Ни для философии Бергсона, ни тем более для антропософии подобная постановка вопроса не органична. И то и другое мировоззрение носит ярко выраженные черты пантеизма и рассматривает сложный мир как иллюзию, «покрывало Майи», полагая подлинной единую Субстанцию, Абсолют. Для того чтобы в будущем встреча, о которой мечтает лирической герой Гумилева, состоялась (или не состоялась), необходимо, чтобы Христос и носитель лирического «я» были отдельными друг от друга началами
. Но для бергсонианца или антропософа ничего, кроме «я» не существует — все прочее есть только «мираж» (или дефект самовосприятия) единого космического «я» в данной точке его проявления. Поэтому в подобном мировоззренческом контексте лирический герой Гумилева не может встретиться (или не встретиться) со Христом в Новом Иерусалиме — он может лишь открыть (или не открыть) в себе самом и Христа и Новый Иерусалим, с которыми он как в прошлом, так и в настоящем и в будущем в действительности составляет одно целое.
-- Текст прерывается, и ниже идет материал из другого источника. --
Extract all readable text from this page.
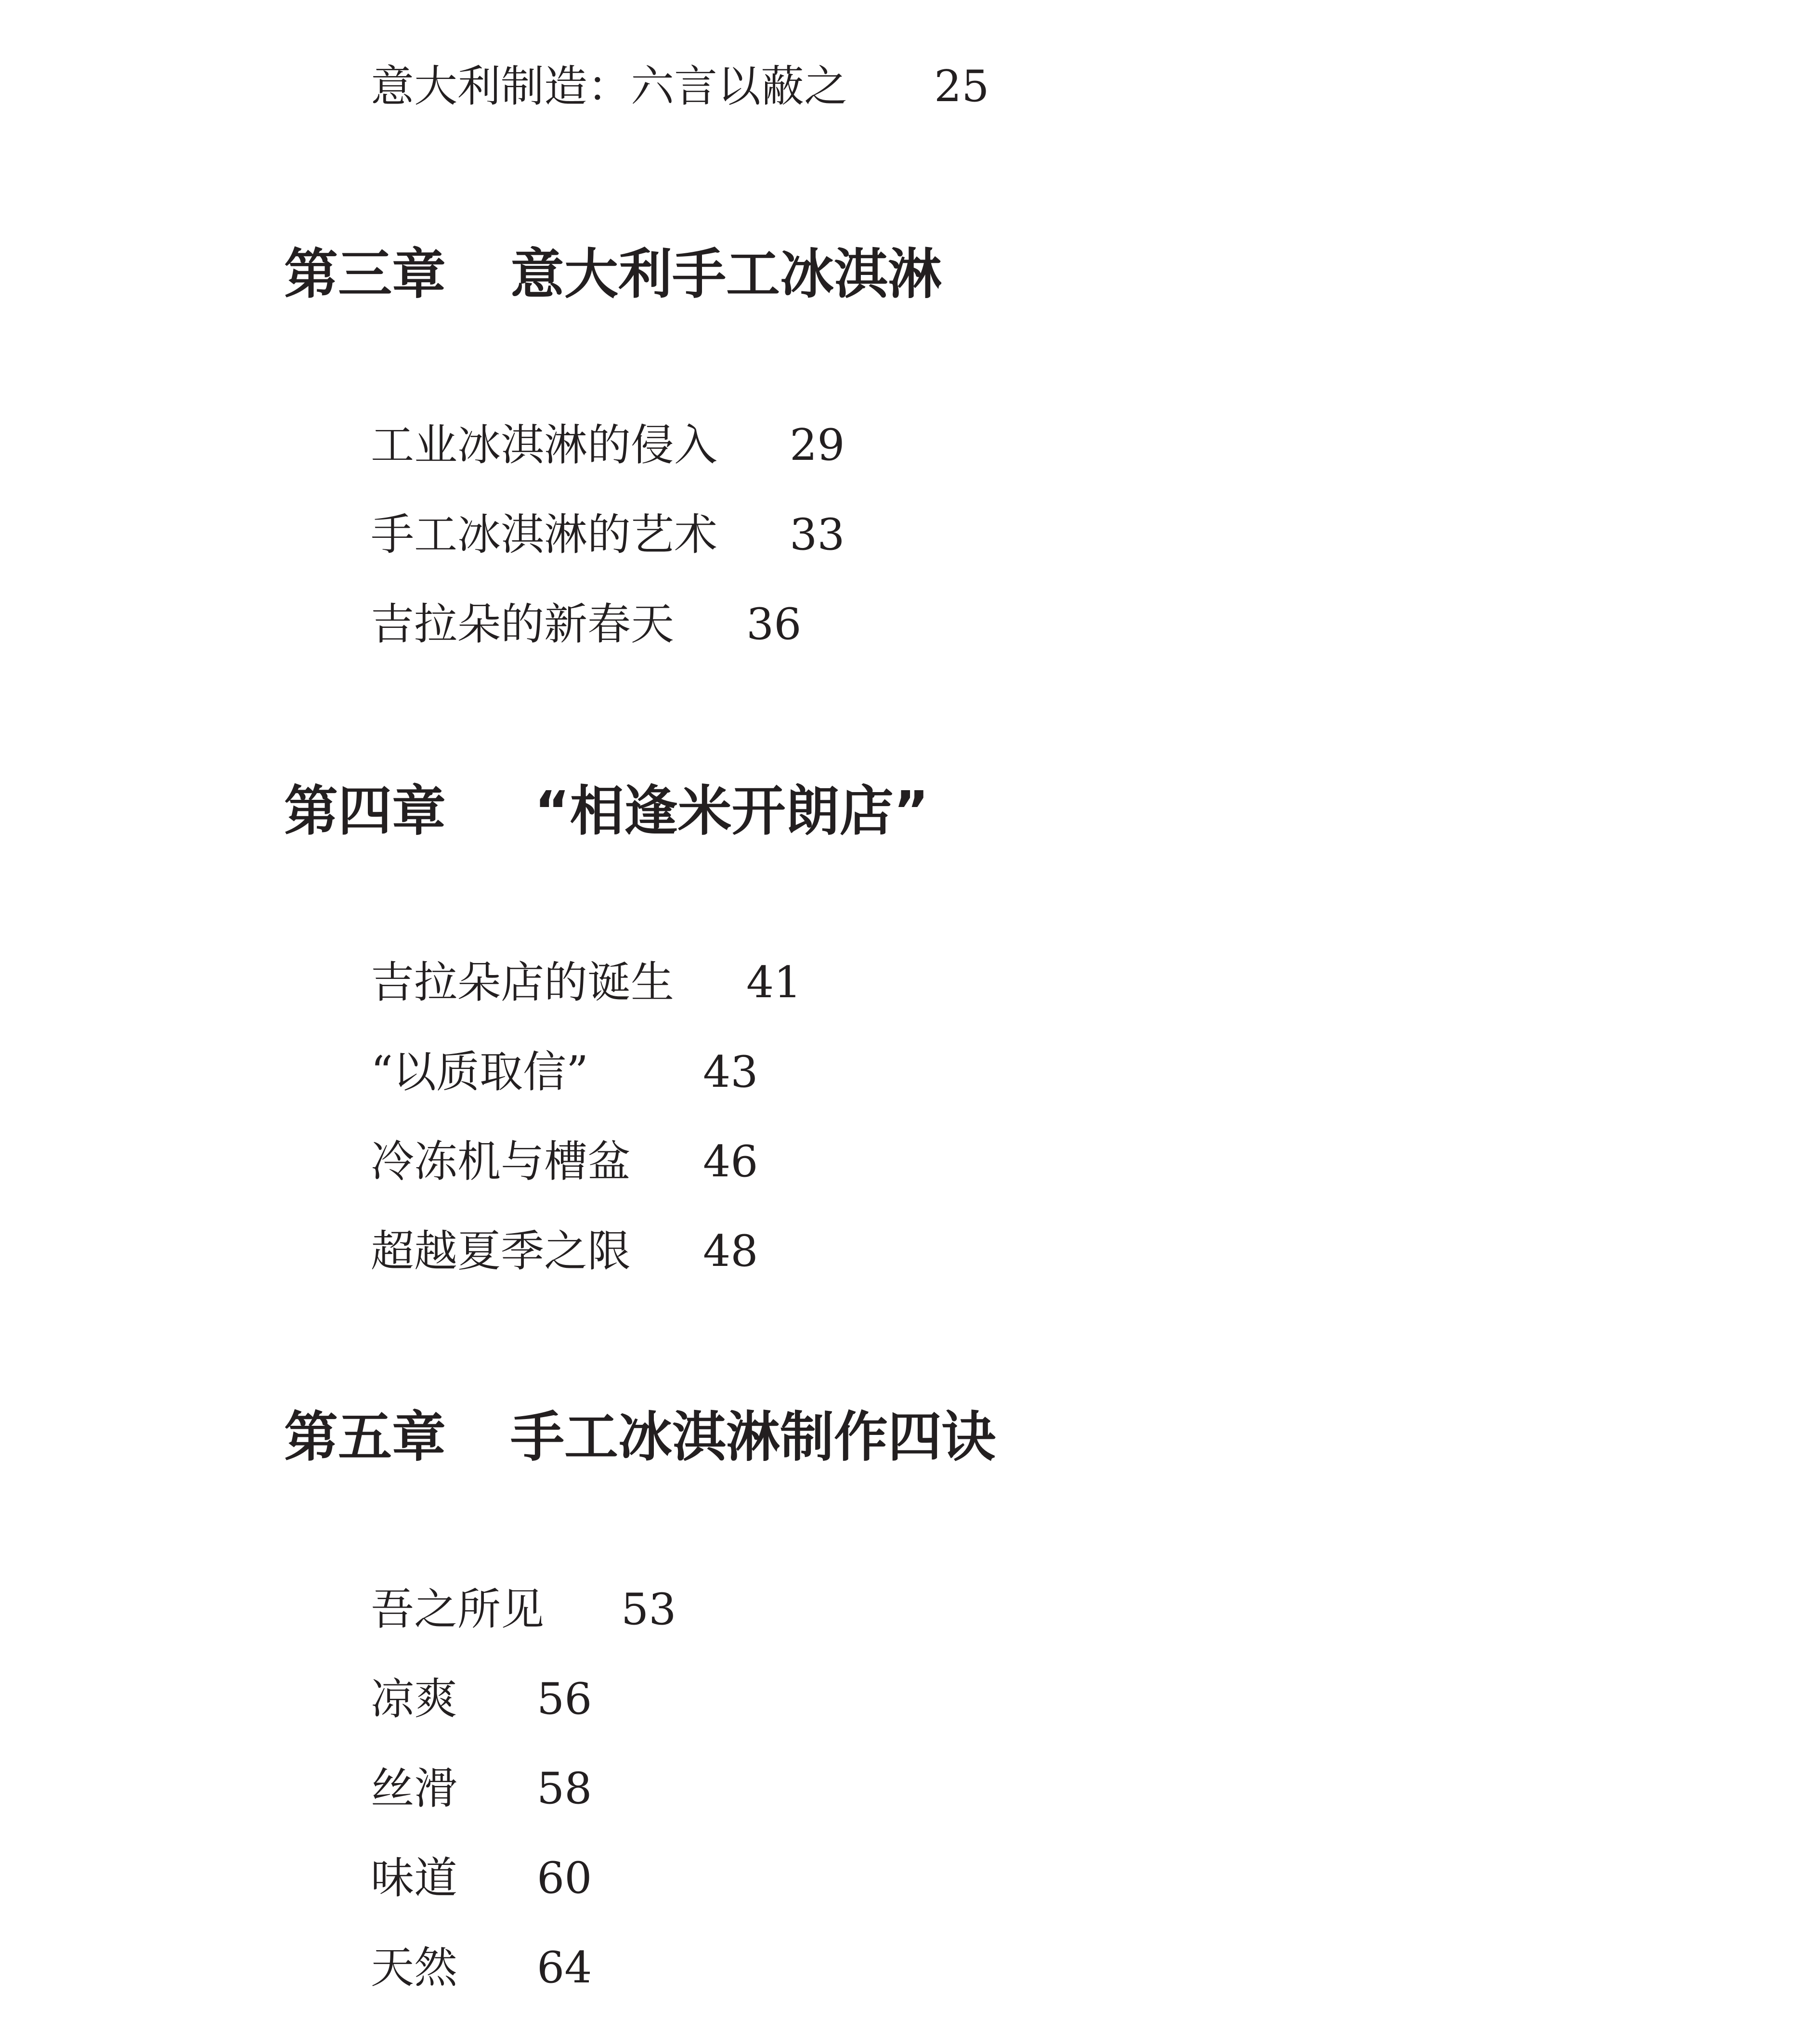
意大利制造：六言以蔽之 25
第三章 意大利手工冰淇淋
工业冰淇淋的侵入 29
手工冰淇淋的艺术 33
吉拉朵的新春天 36
第四章 “相逢米开朗店”
吉拉朵店的诞生 41
“以质取信”	43
冷冻机与槽盆 46
超越夏季之限 48
第五章 手工冰淇淋制作四诀
吾之所见 53
凉爽 56
丝滑 58
味道 60
天然 64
Коль скоро речь в стихотворении идет о возможной встрече с Богом в истории на обновленной земле, необходимо признать, что художественное мировоззрение Гумилева допускало, что Бог, земля и живущий на этой земле лирический герой — суть три разные начала, связанные друг с другом сложными отношениями, ибо говорить о встрече себя с собой в себе самом как о возможном реальном событии нельзя (см. об этом подробно: Диакон Андрей Кураев. Христианская философия и пантеизм. М., 1997. Гл. 2). Говоря проще, если мы не хотим насиловать природу гумилевского художественного мира, пытаясь в обязательном порядке превратить его в художественный мир Кафки, придется просто отказаться от экзотических религиозных систем и признать, что Гумилев, хотя и интересовался экзотикой, мыслил все-таки в христианских категориях.А затем, признав это, следует указать и на наличие в христианской и, конкретнее, в православной сотериологической символике всего образно-понятийного инвентаря, который присутствует и в зачине «Памяти».
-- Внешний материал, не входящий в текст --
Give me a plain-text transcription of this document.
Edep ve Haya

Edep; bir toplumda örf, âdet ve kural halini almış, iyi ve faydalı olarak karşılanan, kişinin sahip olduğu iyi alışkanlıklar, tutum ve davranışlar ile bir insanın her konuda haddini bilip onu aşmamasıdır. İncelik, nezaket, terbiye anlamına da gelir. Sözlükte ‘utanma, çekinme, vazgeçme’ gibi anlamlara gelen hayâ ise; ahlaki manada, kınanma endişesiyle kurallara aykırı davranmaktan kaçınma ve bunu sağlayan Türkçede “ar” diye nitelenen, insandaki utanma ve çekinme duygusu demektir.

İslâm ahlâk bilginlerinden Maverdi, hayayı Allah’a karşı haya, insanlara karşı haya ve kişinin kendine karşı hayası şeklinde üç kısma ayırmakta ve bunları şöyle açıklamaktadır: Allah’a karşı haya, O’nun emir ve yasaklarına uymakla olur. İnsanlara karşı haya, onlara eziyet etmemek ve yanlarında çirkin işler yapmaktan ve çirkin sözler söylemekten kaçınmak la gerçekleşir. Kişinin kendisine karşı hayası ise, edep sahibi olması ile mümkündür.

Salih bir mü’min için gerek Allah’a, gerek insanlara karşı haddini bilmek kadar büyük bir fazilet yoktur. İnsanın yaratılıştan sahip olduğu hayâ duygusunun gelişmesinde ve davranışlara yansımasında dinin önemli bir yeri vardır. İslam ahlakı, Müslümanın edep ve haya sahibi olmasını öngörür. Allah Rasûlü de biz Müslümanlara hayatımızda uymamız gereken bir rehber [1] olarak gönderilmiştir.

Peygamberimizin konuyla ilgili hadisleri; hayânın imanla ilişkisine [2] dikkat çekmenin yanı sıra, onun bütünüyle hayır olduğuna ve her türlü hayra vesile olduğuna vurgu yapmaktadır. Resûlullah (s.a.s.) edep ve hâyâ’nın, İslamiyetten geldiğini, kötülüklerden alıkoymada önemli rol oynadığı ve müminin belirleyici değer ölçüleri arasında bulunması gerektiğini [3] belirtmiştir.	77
«Человеку […] по меткому выражению Св. Отцов нужно бывает сделать почти то же самое, что нужно бывает сделать змее, когда она желает стащить с себя свою старую шкуру. Обычно в этих случаях змея заползает в колючие сучья, которые, цепляясь за ее шкуру, и стаскивают ее со змеи. Нечто подобное нужно бывает сделать и человеку, если он желает стащить греховное свое тело, т. е. всю совокупность своих греховных плотско-духовных дел и обновиться» (Архиепископ Федор (Поздеевский). Смысл христианского подвига. М., 1995. С. 31). И нет никакой необходимости ходить «за три моря» в поисках таинственных источников, которыми пользовался Николай Степанович, — достаточно вспомнить, например, св. Амвросия Оптинского: «На вопрос, как понимать слова Писания: “Будите мудры яко змия” (Мф. 10: 16), старец ответил: “Змея, когда нужно ей переменить старую кожу на новую, проходит чрез очень тесное, узкое место, и таким образом ей удобно бывает оставить свою прежнюю кожу. Так и человек, желая совлечь свою ветхость, должен идти узким путем исполнения евангельских заповедей. При всяком нападении змея старается оберегать свою голову. Человек должен более всего беречь свою веру. Пока вера сохранена, можно еще все исправить”» (Поучения старца Амвросия. М., 1996. С. 57).